Global Sangers Sequencing Service Market Growth, Share, Size, Trends and Forecast (2025 - 2031)

• In February 2023, The Tamil Nadu Forest Department in India launched a DNA sequencing facility (Sanger sequencing) under the Centre for Wildlife Forensics and established a wildlife histopathology laboratory under the Centre for Animal Care Sciences, enhancing wildlife research and conservation efforts.

• In June 2020, The FDA granted Illumina Emergency Use Authorization (EUA) for its COVIDSeq Test, designed to sequence the entire genome of the SARS-CoV-2 virus. The test processed over 3,000 samples using the NovaSeq 6000 technology, delivering results within 24 hours.

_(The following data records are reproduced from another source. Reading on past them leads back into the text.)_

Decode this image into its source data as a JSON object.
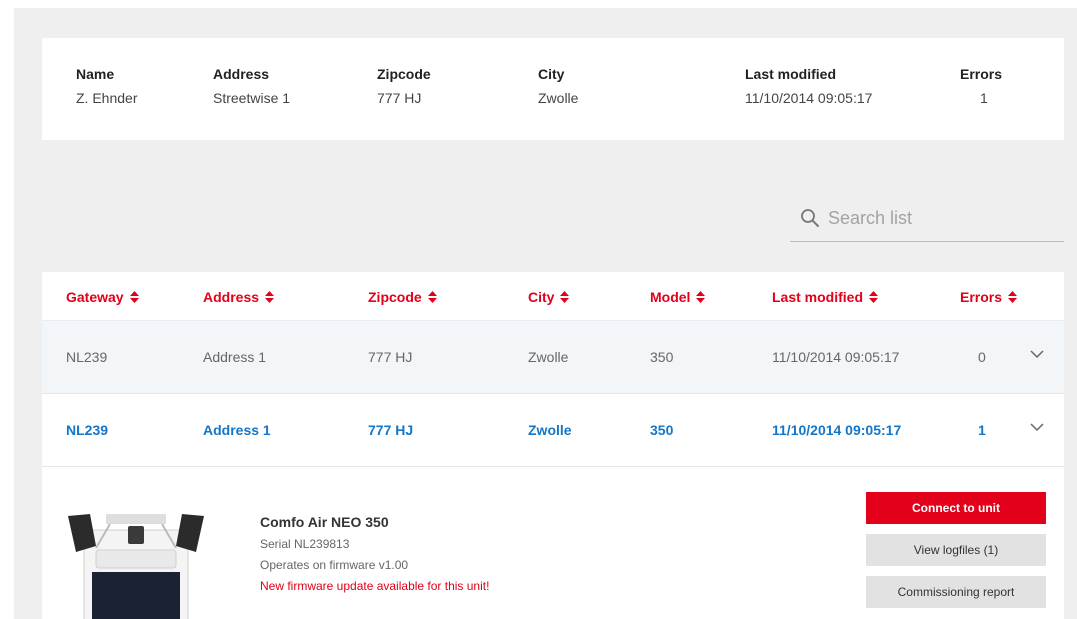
{
  "customer": {
    "headers": [
      "Name",
      "Address",
      "Zipcode",
      "City",
      "Last modified",
      "Errors"
    ],
    "values": [
      "Z. Ehnder",
      "Streetwise 1",
      "777 HJ",
      "Zwolle",
      "11/10/2014 09:05:17",
      "1"
    ]
  },
  "search": {
    "placeholder": "Search list",
    "icon": "search-icon"
  },
  "table": {
    "columns": [
      "Gateway",
      "Address",
      "Zipcode",
      "City",
      "Model",
      "Last modified",
      "Errors"
    ],
    "rows": [
      [
        "NL239",
        "Address 1",
        "777 HJ",
        "Zwolle",
        "350",
        "11/10/2014 09:05:17",
        "0"
      ],
      [
        "NL239",
        "Address 1",
        "777 HJ",
        "Zwolle",
        "350",
        "11/10/2014 09:05:17",
        "1"
      ]
    ]
  },
  "unit": {
    "name": "Comfo Air NEO 350",
    "serial": "Serial NL239813",
    "firmware": "Operates on firmware v1.00",
    "update_notice": "New firmware update available for this unit!"
  },
  "actions": {
    "connect": "Connect to unit",
    "logfiles": "View logfiles (1)",
    "report": "Commissioning report"
  },
  "colors": {
    "accent": "#e2001a",
    "link": "#1476c8",
    "background": "#efefef"
  }
}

The Global Sanger Sequencing Service Market is segmented based on application, end-user, and geography. By application, the market is categorized into diagnostics, research, therapeutics, and others. The diagnostics segment holds a significant share due to the increasing incidence of genetic disorders and the necessity for precise genetic testing in clinical settings. In diagnostics, Sanger sequencing is extensively used for confirming mutations identified by next-generation sequencing (NGS), providing an essential validation step due to its high accuracy. Research applications are also substantial, driven by academic institutions and research organizations that utilize Sanger sequencing for various genetic studies and projects.

The market segmentation by end-user includes academic and government research institutes, pharmaceutical and biotechnology companies, hospitals and clinics, and others. Academic and government research institutes dominate this segment, attributed to the continuous need for genetic research and the ongoing projects that require detailed DNA sequencing. Pharmaceutical and biotechnology companies are also significant contributors, leveraging Sanger sequencing in drug discovery, development, and validation processes. Hospitals and clinics increasingly adopt these services for genetic testing to inform patient care and personalized treatment plans, highlighting the clinical importance of Sanger sequencing in modern healthcare.

Global Sangers Sequencing Service Segment Analysis

In this report, the Global Sangers Sequencing Service Market has been segmented by Application, End User, and Geography.

Global Sangers Sequencing Service Market, Segmentation by Application

The Global Sangers Sequencing Service Market has been segmented by Application into Diagnostics, Biomarkers & Cancer, Reproductive Health, Personalized Medicine, Forensics, and Others.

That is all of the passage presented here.